One question that comes up often when people find out that I work at a venture capital firm is “how do venture capital firms decide what they invest in?” How is it that the same firms that pick wildly successful companies like Google and Facebook can also pick the “what were they thinking” duds?

People are oftentimes surprised to hear my answer. The truth is that while there is a general perception that there is some kind of a secret formula with objective criteria and analysis, the idea that the VC decision process is a purely objective and analytical affair is plain wrong.

The analogy I like to give is that getting an investment from a venture capital firm is a lot like marriage. Yes, there are obviously objective criteria which inform the decision – is the potential spouse/founding team trustworthy? Do we share the same goals in life (i.e. kids vs no-kids or size of outcome/industry)? Are we at the right stage (i.e. ready for commitment or point in lifecycle of the startup)? What do friends/industry experts/customers say? Can both parties add meaningful value to both sides?

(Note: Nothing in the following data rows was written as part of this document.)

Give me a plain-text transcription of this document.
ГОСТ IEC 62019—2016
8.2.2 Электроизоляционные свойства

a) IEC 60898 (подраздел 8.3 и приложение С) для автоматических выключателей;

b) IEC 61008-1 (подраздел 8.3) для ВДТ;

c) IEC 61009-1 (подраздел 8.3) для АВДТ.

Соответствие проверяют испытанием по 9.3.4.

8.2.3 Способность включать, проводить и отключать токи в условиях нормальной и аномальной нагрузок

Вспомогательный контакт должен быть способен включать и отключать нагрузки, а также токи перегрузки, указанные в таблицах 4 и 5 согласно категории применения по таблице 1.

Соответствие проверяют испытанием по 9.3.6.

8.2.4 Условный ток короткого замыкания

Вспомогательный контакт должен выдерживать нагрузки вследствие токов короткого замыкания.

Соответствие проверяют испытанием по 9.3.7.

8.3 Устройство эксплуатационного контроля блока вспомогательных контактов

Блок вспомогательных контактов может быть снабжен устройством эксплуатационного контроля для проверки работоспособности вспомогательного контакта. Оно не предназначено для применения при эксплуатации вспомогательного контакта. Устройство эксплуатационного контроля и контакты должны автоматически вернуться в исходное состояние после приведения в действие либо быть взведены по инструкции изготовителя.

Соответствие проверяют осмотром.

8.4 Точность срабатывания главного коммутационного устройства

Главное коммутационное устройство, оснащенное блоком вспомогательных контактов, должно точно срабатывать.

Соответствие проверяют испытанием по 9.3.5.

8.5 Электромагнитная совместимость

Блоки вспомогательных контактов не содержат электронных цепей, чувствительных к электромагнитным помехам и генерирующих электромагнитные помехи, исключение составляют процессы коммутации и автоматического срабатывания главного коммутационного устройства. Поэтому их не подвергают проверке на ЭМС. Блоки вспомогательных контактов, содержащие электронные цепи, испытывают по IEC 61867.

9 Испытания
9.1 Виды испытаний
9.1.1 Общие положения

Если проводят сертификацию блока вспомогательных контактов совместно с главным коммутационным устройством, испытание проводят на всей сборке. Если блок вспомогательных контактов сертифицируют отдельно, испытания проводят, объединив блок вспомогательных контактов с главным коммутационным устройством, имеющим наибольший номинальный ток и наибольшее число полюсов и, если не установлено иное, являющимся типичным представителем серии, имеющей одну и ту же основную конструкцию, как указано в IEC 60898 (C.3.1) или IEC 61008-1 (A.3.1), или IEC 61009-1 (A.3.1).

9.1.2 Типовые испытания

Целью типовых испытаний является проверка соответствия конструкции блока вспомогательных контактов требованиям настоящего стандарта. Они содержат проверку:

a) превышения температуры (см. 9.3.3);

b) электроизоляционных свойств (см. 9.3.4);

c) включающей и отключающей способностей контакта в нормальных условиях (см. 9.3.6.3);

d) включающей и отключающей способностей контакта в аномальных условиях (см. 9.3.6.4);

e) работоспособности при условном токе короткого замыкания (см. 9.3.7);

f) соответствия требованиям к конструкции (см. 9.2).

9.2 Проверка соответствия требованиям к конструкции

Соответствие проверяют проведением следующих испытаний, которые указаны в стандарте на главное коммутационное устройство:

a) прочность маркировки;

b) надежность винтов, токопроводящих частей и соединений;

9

But, like with marriage, there is a significant emotional component to the decision as well which can’t be ignored. Things like personal chemistry or whether or not the investors involved are enchanted/charmed by the founding team and the business idea play an enormous role. An investor who doesn’t have a specific qualm about a startup but who just isn’t feeling “the love” will not push a deal forward, no matter how great of a business case is being made. Why? The business model of most venture capital firms forces individual investors to only commit to a handful of companies that they truly can commit to and stick with through thick and through thin (and, rest assured, all companies have bad times they have to survive through).

Of course, let it be clear: any decent investor who “falls in love” with a startup and later uncovers objective reasons to not go forward will fall rapidly out of love with a company – lest someone reading this gets the idea that its all about the emotions. But the lesson to take away here for entrepreneurs is that while its absolutely critical to nail the objective criteria (things like business model, team composition, market size, go-to-market strategy, product/service quality, technology, etc) – that is, after all, the bread and butter of any good startup – don’t forget that, just as with most sales/business deals, the VC process has a huge emotional piece. So:

    • Have high EQ when you approach a conversation with a VC you are interested in: fit the message to the person and if you see the interest/reaction start to go the wrong way, shift gears and adapt the message (although I should remind people to not lie – that never ends well for either party)
    • Know the VCs you are presenting to: its impossible to precisely predict what combination of things will really click with a person, but you can get hints of that by doing your research. At the minimum, it means reading the backgrounds/profiles of the individuals you will be meeting with to understand what they are interested in and what sorts of themes they tend to look for. But, keep in mind to also pay attention to what things might turn them off (i.e. if they were involved with a bad eCommerce deal and you are trying to pitch a eCommerce company, make sure your story/pitch is *very* different).
    • Talk with a lot of VCs and expect to do this for every round of financing: as with romance, you can’t expect to click with everyone, not to mention, as with romance, things can always change the second or third time around. There are definitely cases where entrepreneurs have had very successful relationships with investors they never expected in their first set of pitches as well as VCs who have passed on earlier rounds of investment (no chemistry the first time) only to eagerly participate in follow-on investments.